ビットコインキャッシュとは
ビットコインキャッシュ(単位: BCH )※は 2017 年 8 月にビットコインからハードフォークして誕生した暗号資産(仮想通貨)です。
2017 年当時、ビットコインの需要が急増したことを受け、送金速度が遅延したり手数料が高騰していました。このような事態に危機感を抱き、ビットコインの利便性を高めるため中心的なコミュニティとは別に開発を行うコミュニティが発足し、ビットコインキャッシュが誕生しました。
ハードフォークはもともと、ブロックチェーンのプロトコルに規定された検証規則を変更するアップデートのことを指します。ビットコインキャッシュのように、開発者の間で意見が分かれた場合、本来は一つのコミュニティによって支えられていた通貨が二つに分裂し、それぞれが別の通貨として支持を集めたり開発が行われたりする事態に発展する可能性もあります。

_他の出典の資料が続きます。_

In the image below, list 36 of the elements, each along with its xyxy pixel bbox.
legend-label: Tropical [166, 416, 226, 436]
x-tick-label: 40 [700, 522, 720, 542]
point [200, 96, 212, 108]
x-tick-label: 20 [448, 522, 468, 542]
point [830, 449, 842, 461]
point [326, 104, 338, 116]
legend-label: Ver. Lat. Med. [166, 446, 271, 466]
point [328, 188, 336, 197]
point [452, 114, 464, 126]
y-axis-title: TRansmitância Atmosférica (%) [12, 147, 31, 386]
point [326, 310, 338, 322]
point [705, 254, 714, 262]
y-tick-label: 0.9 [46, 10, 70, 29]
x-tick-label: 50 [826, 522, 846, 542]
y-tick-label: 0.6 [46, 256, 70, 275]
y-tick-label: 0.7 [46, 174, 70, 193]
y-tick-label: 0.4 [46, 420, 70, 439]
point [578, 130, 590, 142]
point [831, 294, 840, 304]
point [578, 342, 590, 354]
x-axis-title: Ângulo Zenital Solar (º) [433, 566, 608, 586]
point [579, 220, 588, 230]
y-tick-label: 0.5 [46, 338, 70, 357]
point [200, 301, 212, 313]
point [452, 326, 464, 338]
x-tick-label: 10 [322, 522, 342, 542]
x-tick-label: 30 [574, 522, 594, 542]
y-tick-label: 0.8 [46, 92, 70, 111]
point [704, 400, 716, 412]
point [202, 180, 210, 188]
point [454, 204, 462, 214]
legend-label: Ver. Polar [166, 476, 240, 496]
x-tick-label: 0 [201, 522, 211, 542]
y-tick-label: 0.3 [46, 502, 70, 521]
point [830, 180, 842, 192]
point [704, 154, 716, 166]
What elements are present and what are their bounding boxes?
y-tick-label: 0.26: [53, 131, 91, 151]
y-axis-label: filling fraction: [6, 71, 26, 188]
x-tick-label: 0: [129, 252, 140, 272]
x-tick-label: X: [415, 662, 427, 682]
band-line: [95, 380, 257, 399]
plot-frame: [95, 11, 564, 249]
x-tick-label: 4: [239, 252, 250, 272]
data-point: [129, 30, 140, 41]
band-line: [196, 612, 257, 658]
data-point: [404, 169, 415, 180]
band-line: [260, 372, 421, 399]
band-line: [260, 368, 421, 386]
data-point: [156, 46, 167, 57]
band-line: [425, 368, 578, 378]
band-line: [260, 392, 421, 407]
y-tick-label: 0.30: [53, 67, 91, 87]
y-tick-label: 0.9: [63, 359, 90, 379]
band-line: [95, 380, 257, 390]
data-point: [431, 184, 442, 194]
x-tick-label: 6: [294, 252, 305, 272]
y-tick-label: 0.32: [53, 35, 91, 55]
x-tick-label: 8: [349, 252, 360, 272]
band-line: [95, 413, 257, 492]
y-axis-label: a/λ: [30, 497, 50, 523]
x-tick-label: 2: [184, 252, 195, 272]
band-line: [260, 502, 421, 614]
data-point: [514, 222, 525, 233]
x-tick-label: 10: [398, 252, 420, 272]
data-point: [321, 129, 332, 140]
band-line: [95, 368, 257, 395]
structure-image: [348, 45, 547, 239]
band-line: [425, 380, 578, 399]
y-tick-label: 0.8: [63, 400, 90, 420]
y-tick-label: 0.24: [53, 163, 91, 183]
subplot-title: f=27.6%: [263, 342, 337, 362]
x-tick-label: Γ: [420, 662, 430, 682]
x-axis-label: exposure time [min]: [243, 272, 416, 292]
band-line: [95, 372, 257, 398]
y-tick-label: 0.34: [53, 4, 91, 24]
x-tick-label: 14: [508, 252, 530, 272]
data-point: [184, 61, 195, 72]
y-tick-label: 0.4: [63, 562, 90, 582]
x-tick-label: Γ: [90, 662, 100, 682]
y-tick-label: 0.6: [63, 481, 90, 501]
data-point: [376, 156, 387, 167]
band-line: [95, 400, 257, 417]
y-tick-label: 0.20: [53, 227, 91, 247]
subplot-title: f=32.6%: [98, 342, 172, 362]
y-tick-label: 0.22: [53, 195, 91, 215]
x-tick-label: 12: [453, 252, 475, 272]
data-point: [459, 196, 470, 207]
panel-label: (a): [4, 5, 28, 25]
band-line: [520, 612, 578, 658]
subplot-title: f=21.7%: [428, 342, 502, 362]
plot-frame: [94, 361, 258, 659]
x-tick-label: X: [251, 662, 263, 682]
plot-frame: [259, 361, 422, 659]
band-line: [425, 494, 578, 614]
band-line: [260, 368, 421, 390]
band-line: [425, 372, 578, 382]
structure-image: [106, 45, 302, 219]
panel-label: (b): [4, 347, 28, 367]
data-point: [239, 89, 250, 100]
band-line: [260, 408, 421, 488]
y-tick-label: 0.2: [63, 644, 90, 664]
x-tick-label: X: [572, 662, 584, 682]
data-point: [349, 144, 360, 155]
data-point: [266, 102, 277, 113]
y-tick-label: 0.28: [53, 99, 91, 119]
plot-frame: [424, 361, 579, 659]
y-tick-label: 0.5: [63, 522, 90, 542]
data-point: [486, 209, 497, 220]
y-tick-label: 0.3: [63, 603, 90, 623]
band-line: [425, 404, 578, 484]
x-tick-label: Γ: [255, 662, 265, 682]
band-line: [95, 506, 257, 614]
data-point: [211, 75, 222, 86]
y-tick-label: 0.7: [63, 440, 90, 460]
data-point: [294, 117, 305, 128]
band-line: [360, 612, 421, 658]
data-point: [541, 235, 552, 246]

※当社サービスにおけるビットコインキャッシュ(BCH)は Bitcoin Cash Node(BCHN)を指します。
ビットコインキャッシュの仕組み
ビットコインキャッシュはビットコインと同様、Proof of Work (略称: PoW、プルーフ・オブ・ワーク)を採用しています。発行上限は 2,100 万枚で、 4 年に 1 度の半減期が設定されています。ビットコインキャッシュの発行はマイニングによって行われ、2020 年時点のマイニング報酬は 6.25 BCH です。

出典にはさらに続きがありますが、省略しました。